Ultimately, I miscalculated what I was trying to do and how it would make me feel. I don’t have any shame about coming back to Louisville, and I won’t need a confidence boost. If anything, I feel more confident. I learned a lot about myself and now, should I try again down the road, I’ll know what to avoid and embrace.
I made mistakes in two regards. I shouldn’t have tried to move without a job or in my current vehicle. I underestimated the island I was putting myself on, knowing no one and having no job or other outlets to meet people. And my vehicle was too small to allow me space when I needed it. It wasn’t a failure, it was a learning experience.
I want to use this learning experience and better myself from it. Kobe’s passing reminded me of how short our time on this earth is. And those three shows ending reminded me of the importance of the connections we make in this life. I want to spend this time being a better friend, son, and sibling. I want to regain the focus I once had on bettering myself and being content with where I am. If there’s one major takeaway, it’s that where I live provides little to no impact on my happiness.

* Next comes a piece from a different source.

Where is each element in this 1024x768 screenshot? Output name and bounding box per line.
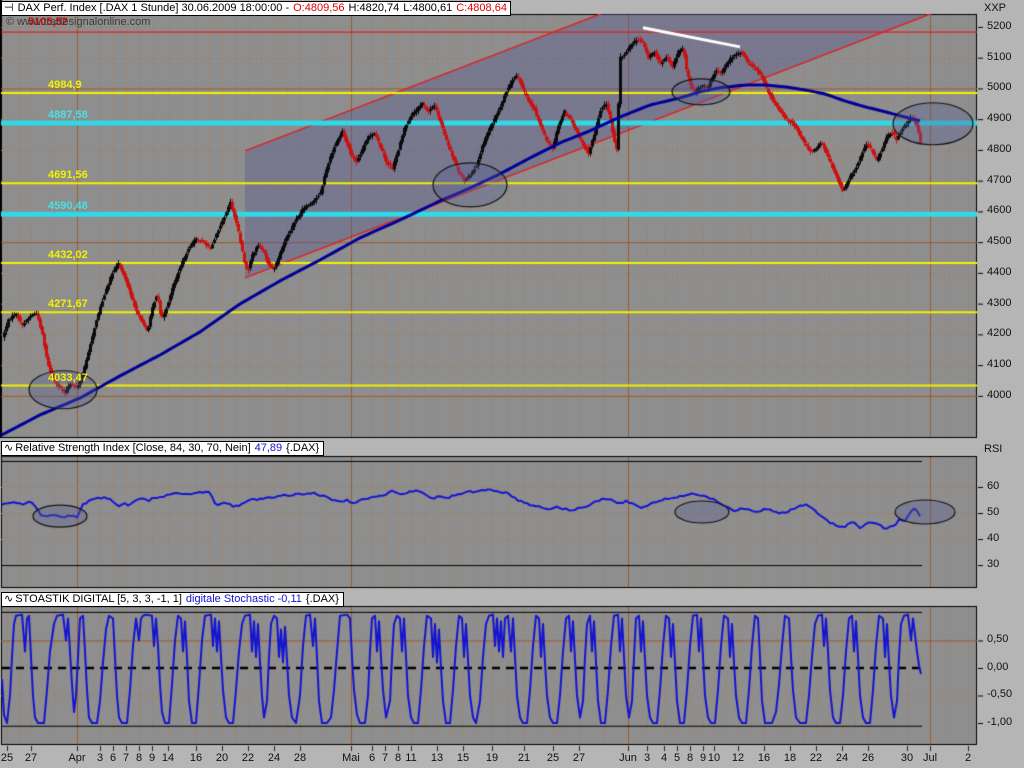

I learned a lot about myself, honestly. I learned where my breaking points are and how much I am capable of. I matured and calmed myself a lot because immaturity and wild swings of emotion are quick ways to abandon things that get hard. And there is a difference between running from something and recognizing when a situation isn’t right. This situation wasn’t right, somewhat by my own doing, but also somewhat by things outside my control.
I think there are people more than capable of moving to a new place on their own and starting a new life. I’m not sure that I am one of those people, though.
So where do I go from here? I’ll get a job (or two), pay off my debt as quickly as possible, and go from there. I don’t think I’ll try to live in Boise again. I liked it, but I didn’t love it. There were things that it lacked that I really missed once I spent an extended period of time there. I want to be near water. I want to be around a diverse group of people. And I want to be around a group of people who are free thinkers, who question the status quo and challenge their own beliefs. Boise had none of those things by my evaluation.
I spent years focused on figuring out where I wanted to live. Now, I just want to live.